Students rally, criticize U’s lack of Chicano studies professors

The College of Liberal Arts dean said the program attracts too few students to justify more faculty.

Molly Moker

More than 100 students organized by the Chicano studies department gathered Friday on Northrop Mall protesting what they claim is mistreatment by the University.

“We’re doing this so people know the importance of making ethnic strides a priority at the University,” said Alondra Espeljel, a University student and event organizer.

Rally participants – also part of a three-day National Association for Chicano and Chicano Studies Midwest Regional Conference – said they were upset because the University has not hired any new full-time faculty to the Chicano studies department in 20 years and the department currently has half a full-time faculty member.

But Steven Rosenstone, dean of the College of Liberal Arts, said there is no demand for another faculty position in the Chicano studies department because the department’s course enrollment is a third lower than the college’s average course enrollment.

“The enrollment in these courses has not been adequate for an increase in faculty positions,” Rosenstone said.

He said a main consideration in hiring new faculty in a department is how many students are in the major per faculty member, and Chicano studies has only eight majors per faculty member – less than half of the 18.8 average for CLA departments.

“I have a responsibility to worry about the needs of all the departments in this school,” Rosenstone said. “Chicano studies is being treated no differently than other departments.”

Departments such as global studies have as many as 100 majors per faculty member.

Rally participants, however, still hoped to make their voices heard.

“By having a presence like this, it will indicate that this is something that is really important,” said graduate student Roxanne Ornelas. “By not having (ethnic studies programs), it is a loss for all of us.”

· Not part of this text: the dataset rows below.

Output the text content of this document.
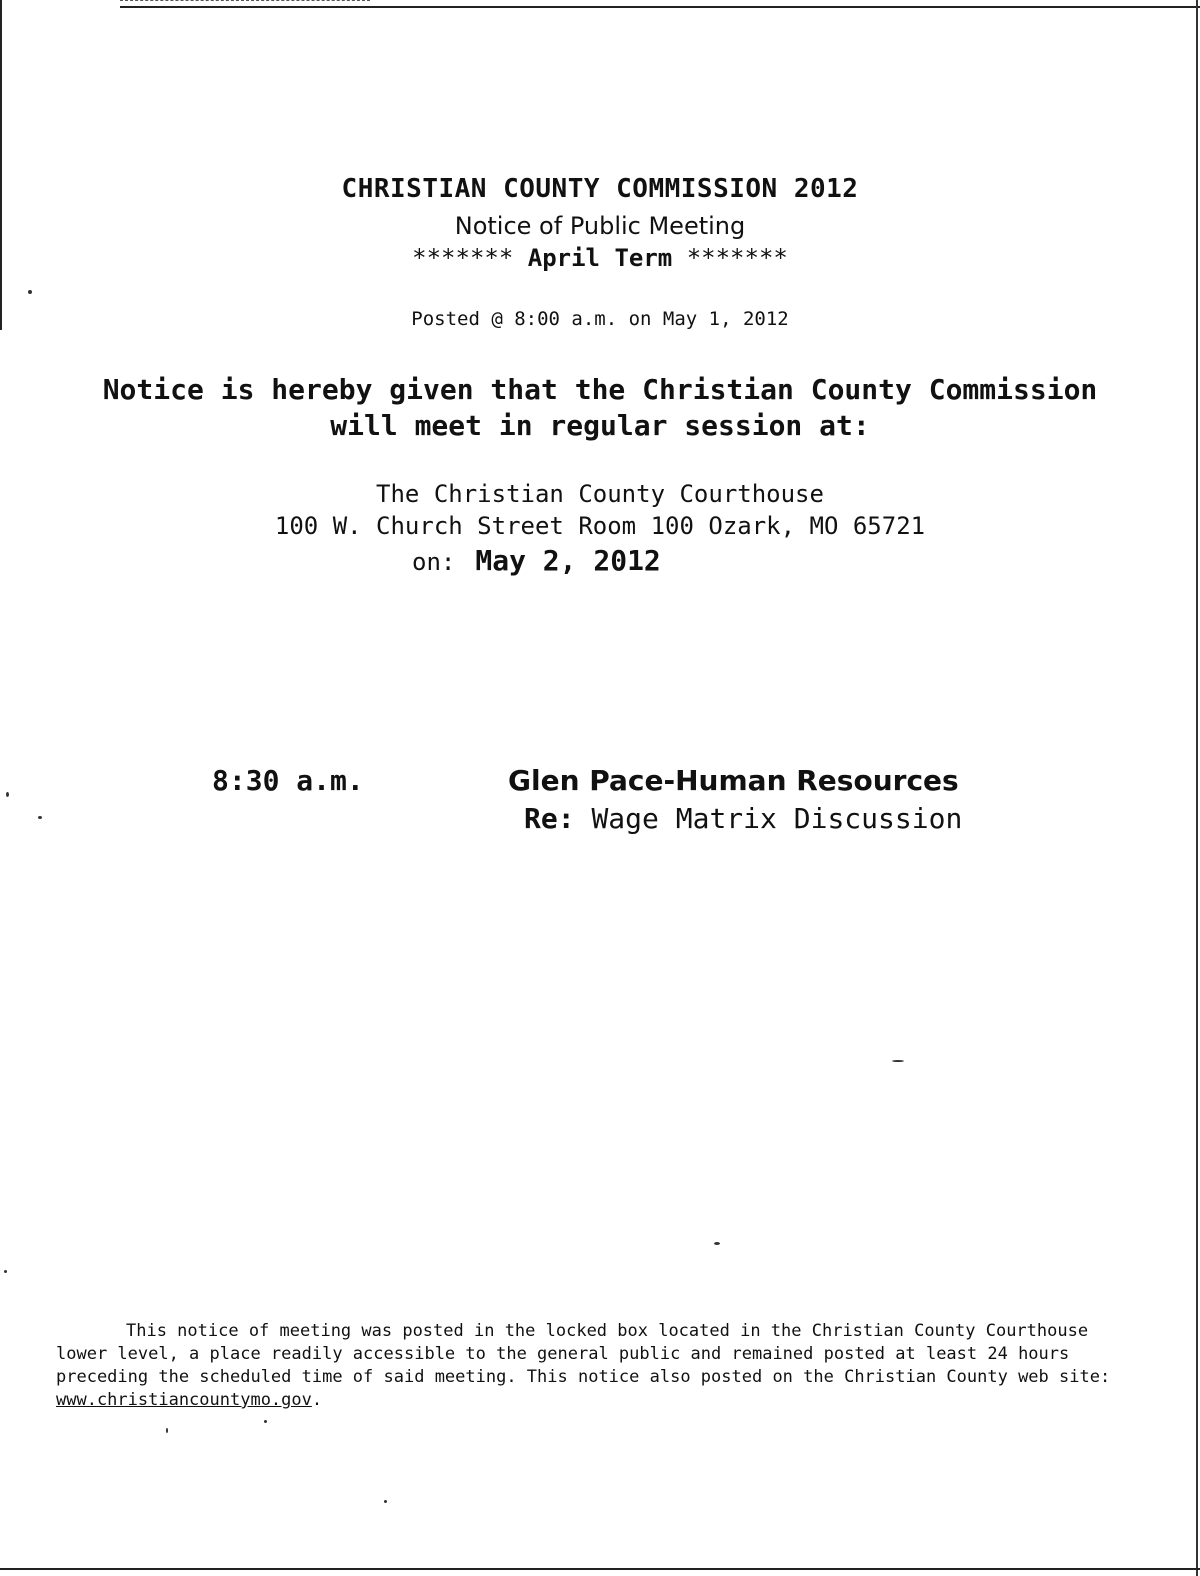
CHRISTIAN COUNTY COMMISSION 2012
Notice of Public Meeting
******* April Term *******
Posted @ 8:00 a.m. on May 1, 2012
Notice is hereby given that the Christian County Commission will meet in regular session at:
The Christian County Courthouse
100 W. Church Street Room 100 Ozark, MO 65721
on: May 2, 2012
8:30 a.m.	Glen Pace-Human Resources
Re: Wage Matrix Discussion

This notice of meeting was posted in the locked box located in the Christian County Courthouse lower level, a place readily accessible to the general public and remained posted at least 24 hours preceding the scheduled time of said meeting. This notice also posted on the Christian County web site: www.christiancountymo.gov.
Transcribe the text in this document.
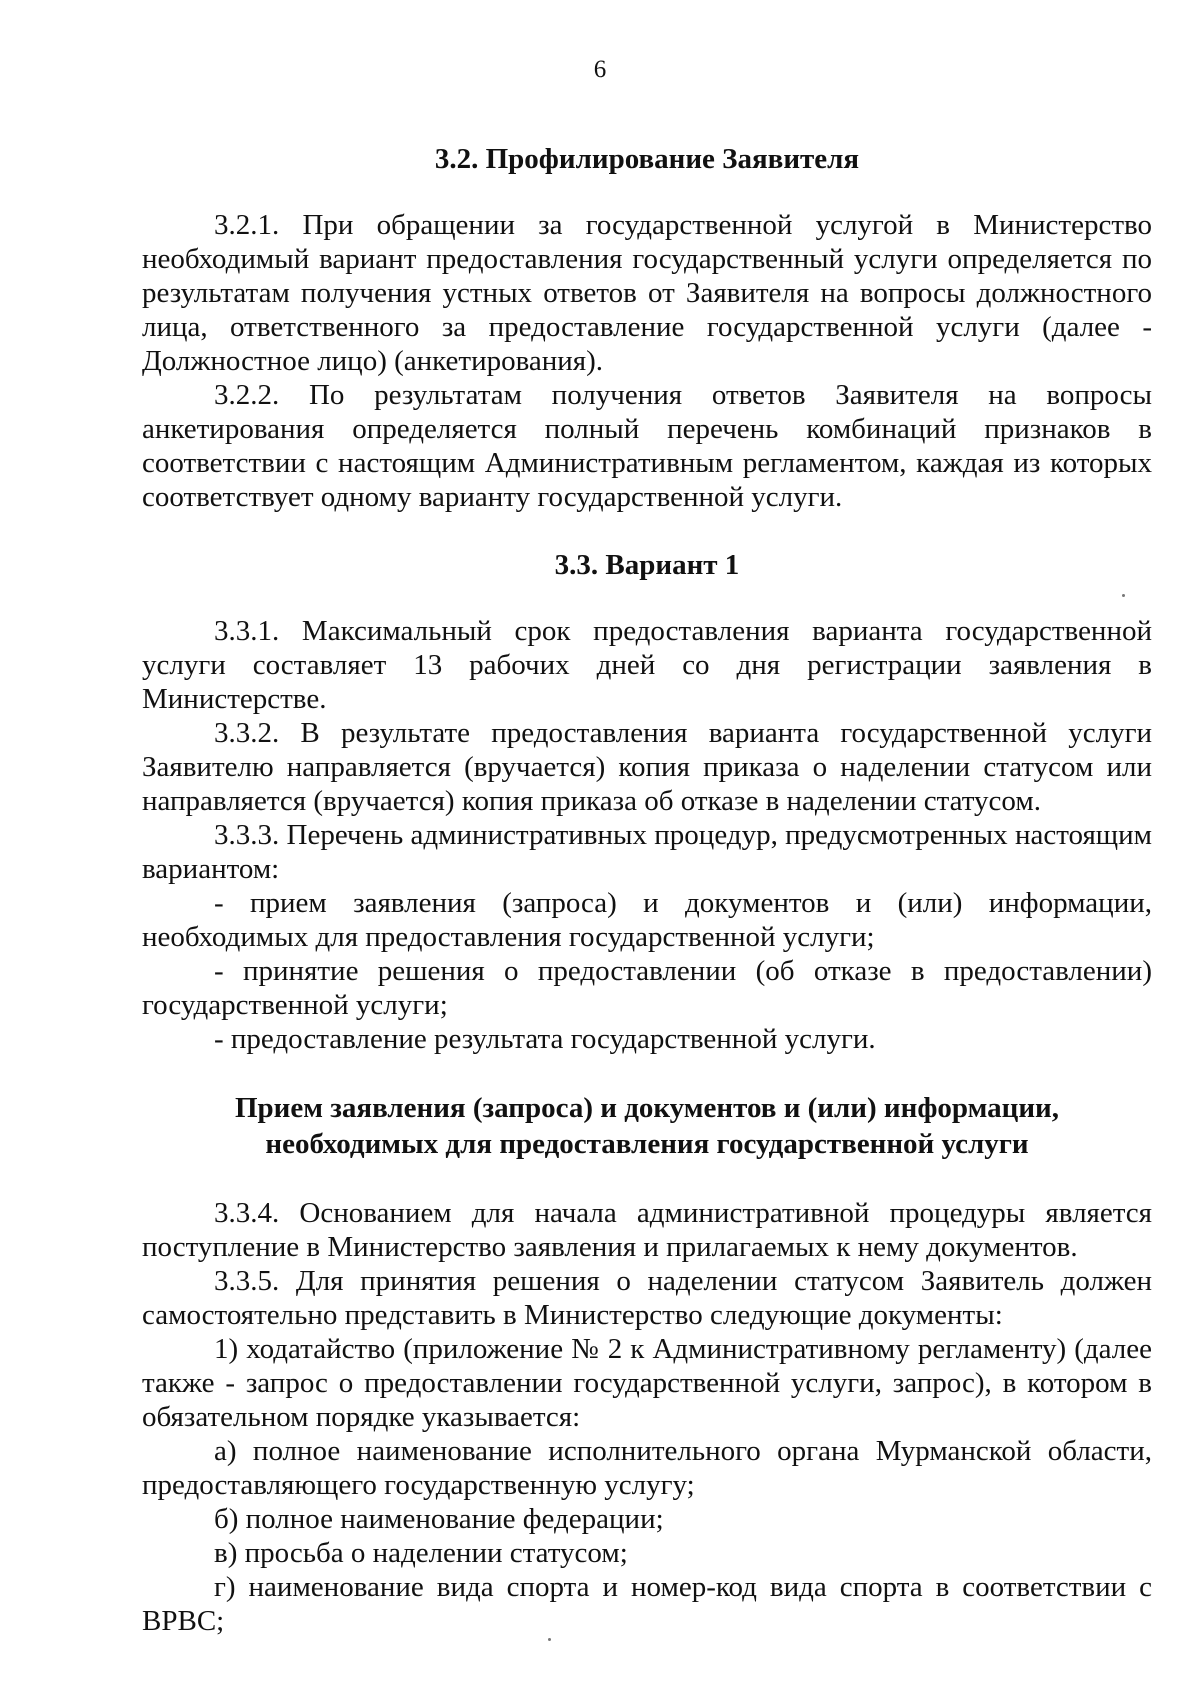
6

3.2. Профилирование Заявителя

3.2.1. При обращении за государственной услугой в Министерство необходимый вариант предоставления государственный услуги определяется по результатам получения устных ответов от Заявителя на вопросы должностного лица, ответственного за предоставление государственной услуги (далее - Должностное лицо) (анкетирования).

3.2.2. По результатам получения ответов Заявителя на вопросы анкетирования определяется полный перечень комбинаций признаков в соответствии с настоящим Административным регламентом, каждая из которых соответствует одному варианту государственной услуги.

3.3. Вариант 1

3.3.1. Максимальный срок предоставления варианта государственной услуги составляет 13 рабочих дней со дня регистрации заявления в Министерстве.

3.3.2. В результате предоставления варианта государственной услуги Заявителю направляется (вручается) копия приказа о наделении статусом или направляется (вручается) копия приказа об отказе в наделении статусом.

3.3.3. Перечень административных процедур, предусмотренных настоящим вариантом:

- прием заявления (запроса) и документов и (или) информации, необходимых для предоставления государственной услуги;

- принятие решения о предоставлении (об отказе в предоставлении) государственной услуги;

- предоставление результата государственной услуги.

Прием заявления (запроса) и документов и (или) информации,
необходимых для предоставления государственной услуги

3.3.4. Основанием для начала административной процедуры является поступление в Министерство заявления и прилагаемых к нему документов.

3.3.5. Для принятия решения о наделении статусом Заявитель должен самостоятельно представить в Министерство следующие документы:

1) ходатайство (приложение № 2 к Административному регламенту) (далее также - запрос о предоставлении государственной услуги, запрос), в котором в обязательном порядке указывается:

а) полное наименование исполнительного органа Мурманской области, предоставляющего государственную услугу;

б) полное наименование федерации;

в) просьба о наделении статусом;

г) наименование вида спорта и номер-код вида спорта в соответствии с ВРВС;
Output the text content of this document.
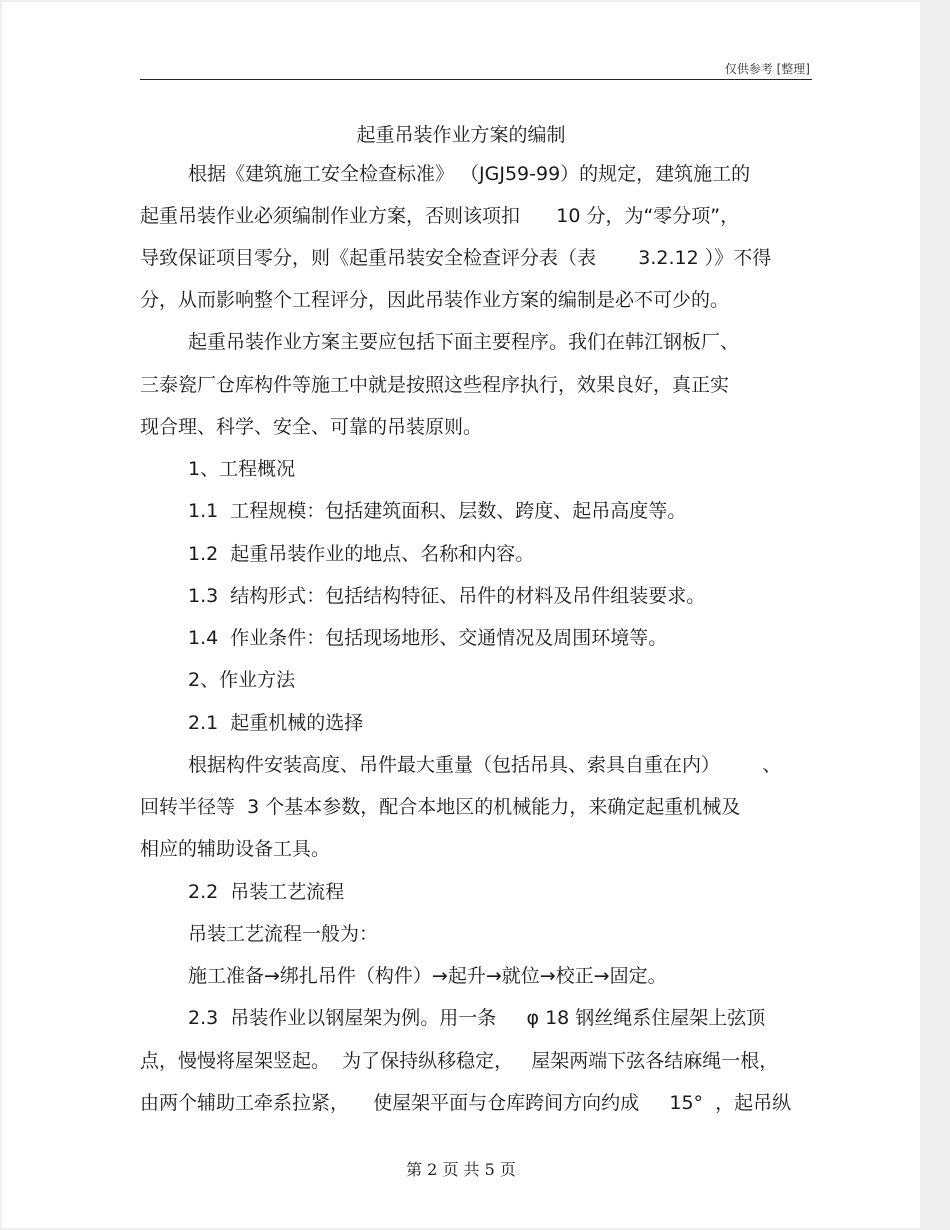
仅供参考 [整理]
起重吊装作业方案的编制
根据《建筑施工安全检查标准》 （JGJ59-99）的规定，建筑施工的
起重吊装作业必须编制作业方案，否则该项扣      10 分，为“零分项”，
导致保证项目零分，则《起重吊装安全检查评分表（表       3.2.12 ）》不得
分，从而影响整个工程评分，因此吊装作业方案的编制是必不可少的。
起重吊装作业方案主要应包括下面主要程序。我们在韩江钢板厂、
三泰瓷厂仓库构件等施工中就是按照这些程序执行，效果良好，真正实
现合理、科学、安全、可靠的吊装原则。
1、工程概况
1.1  工程规模：包括建筑面积、层数、跨度、起吊高度等。
1.2  起重吊装作业的地点、名称和内容。
1.3  结构形式：包括结构特征、吊件的材料及吊件组装要求。
1.4  作业条件：包括现场地形、交通情况及周围环境等。
2、作业方法
2.1  起重机械的选择
根据构件安装高度、吊件最大重量（包括吊具、索具自重在内）       、
回转半径等  3 个基本参数，配合本地区的机械能力，来确定起重机械及
相应的辅助设备工具。
2.2  吊装工艺流程
吊装工艺流程一般为：
施工准备→绑扎吊件（构件）→起升→就位→校正→固定。
2.3  吊装作业以钢屋架为例。用一条     φ 18 钢丝绳系住屋架上弦顶
点，慢慢将屋架竖起。  为了保持纵移稳定，   屋架两端下弦各结麻绳一根，
由两个辅助工牵系拉紧，    使屋架平面与仓库跨间方向约成     15°  ，起吊纵
第 2 页 共 5 页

Rally and conference lecturer Susana De Leon – a University Chicano studies graduate and full-time lecturer in the department – said the current department faculty level is inadequate.

This summer, the department dean quit, and the one full-time faculty member is working part time because of phase-retirement, so the University hired De Leon as a full-time lecturer while it searches for a new dean.

“I leave my law practice twice a week to come and serve our community,” De Leon said. “There is no one else to teach these courses.”

De Leon said she wants to develop her professional career, but she said the University’s conditions leave her no choice.

“(Students) need to be educated,” De Leon said. “Someone has to guide them, and I guess it is going to have to be me.”

Rosenstone said he is conducting a nationwide search for a department head and will fill the full-time faculty position once a new dean is hired.

He said the department is lucky to have escaped cuts in light of the 25 percent of the school’s funding the state cut in the last 15 months. He said everything from technology to classrooms have suffered – but not Chicano studies.

CLA also gave the department $3,000 for the recent conference, which featured panels and discussions about ethnic issues.